Lügen aus Angst vor der Familie

Was man nun weiß, ist, dass Huda in drei Polizeivernehmungen und zwei Tagen als Zeugin in dem Prozess am Landgericht Dresden massiv gelogen hatte – möglicherweise aus Angst, von der Familie ausgestoßen zu werden. Erst an ihrem dritten Vernehmungstag revidierte Huda ihre Aussagen – und bestätigte weitgehend die Tatversion, die Lawin inzwischen ausgesagt hatte.

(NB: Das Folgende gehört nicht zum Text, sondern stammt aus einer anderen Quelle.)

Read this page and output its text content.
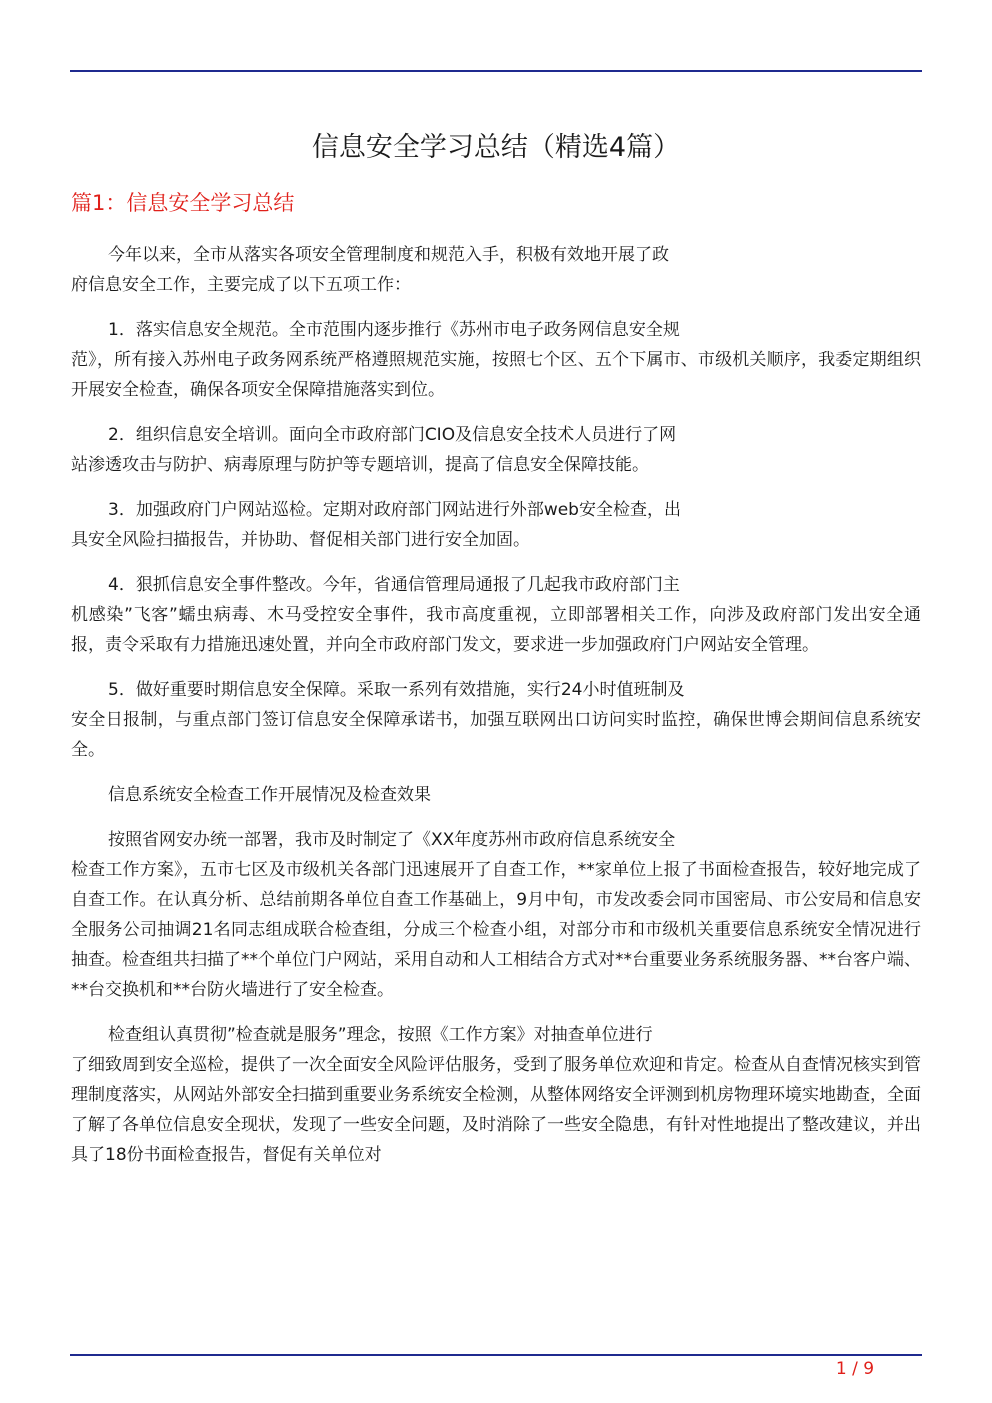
信息安全学习总结（精选4篇）
篇1：信息安全学习总结

今年以来，全市从落实各项安全管理制度和规范入手，积极有效地开展了政
府信息安全工作，主要完成了以下五项工作：

1．落实信息安全规范。全市范围内逐步推行《苏州市电子政务网信息安全规
范》，所有接入苏州电子政务网系统严格遵照规范实施，按照七个区、五个下属市、市级机关顺序，我委定期组织开展安全检查，确保各项安全保障措施落实到位。

2．组织信息安全培训。面向全市政府部门CIO及信息安全技术人员进行了网
站渗透攻击与防护、病毒原理与防护等专题培训，提高了信息安全保障技能。

3．加强政府门户网站巡检。定期对政府部门网站进行外部web安全检查，出
具安全风险扫描报告，并协助、督促相关部门进行安全加固。

4．狠抓信息安全事件整改。今年，省通信管理局通报了几起我市政府部门主
机感染”飞客”蠕虫病毒、木马受控安全事件，我市高度重视，立即部署相关工作，向涉及政府部门发出安全通报，责令采取有力措施迅速处置，并向全市政府部门发文，要求进一步加强政府门户网站安全管理。

5．做好重要时期信息安全保障。采取一系列有效措施，实行24小时值班制及
安全日报制，与重点部门签订信息安全保障承诺书，加强互联网出口访问实时监控，确保世博会期间信息系统安全。

信息系统安全检查工作开展情况及检查效果

按照省网安办统一部署，我市及时制定了《XX年度苏州市政府信息系统安全
检查工作方案》，五市七区及市级机关各部门迅速展开了自查工作，**家单位上报了书面检查报告，较好地完成了自查工作。在认真分析、总结前期各单位自查工作基础上，9月中旬，市发改委会同市国密局、市公安局和信息安全服务公司抽调21名同志组成联合检查组，分成三个检查小组，对部分市和市级机关重要信息系统安全情况进行抽查。检查组共扫描了**个单位门户网站，采用自动和人工相结合方式对**台重要业务系统服务器、**台客户端、**台交换机和**台防火墙进行了安全检查。

检查组认真贯彻”检查就是服务”理念，按照《工作方案》对抽查单位进行
了细致周到安全巡检，提供了一次全面安全风险评估服务，受到了服务单位欢迎和肯定。检查从自查情况核实到管理制度落实，从网站外部安全扫描到重要业务系统安全检测，从整体网络安全评测到机房物理环境实地勘查，全面了解了各单位信息安全现状，发现了一些安全问题，及时消除了一些安全隐患，有针对性地提出了整改建议，并出具了18份书面检查报告，督促有关单位对

1 / 9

Der Mann habe Huda nicht am Bahnhof überfallen und gezwungen, ihn zu begleiten, sondern er hatte das gesamte Wochenende mit Huda in Dresden verbracht und wie schon öfter heimlich in der Wohnung einer Freundin übernachtet. Huda und die Freundin müssen nun mit Ermittlungen gegen sie wegen Falschaussage rechnen.

Für Lawin P. forderte die Staatsanwältin eine Freiheitsstrafe von fünf Jahren und zwei Monaten – wegen gefährlicher Körperverletzung. Huda sei durch Lawin P.s Stich lebensbedrohlich verletzt worden.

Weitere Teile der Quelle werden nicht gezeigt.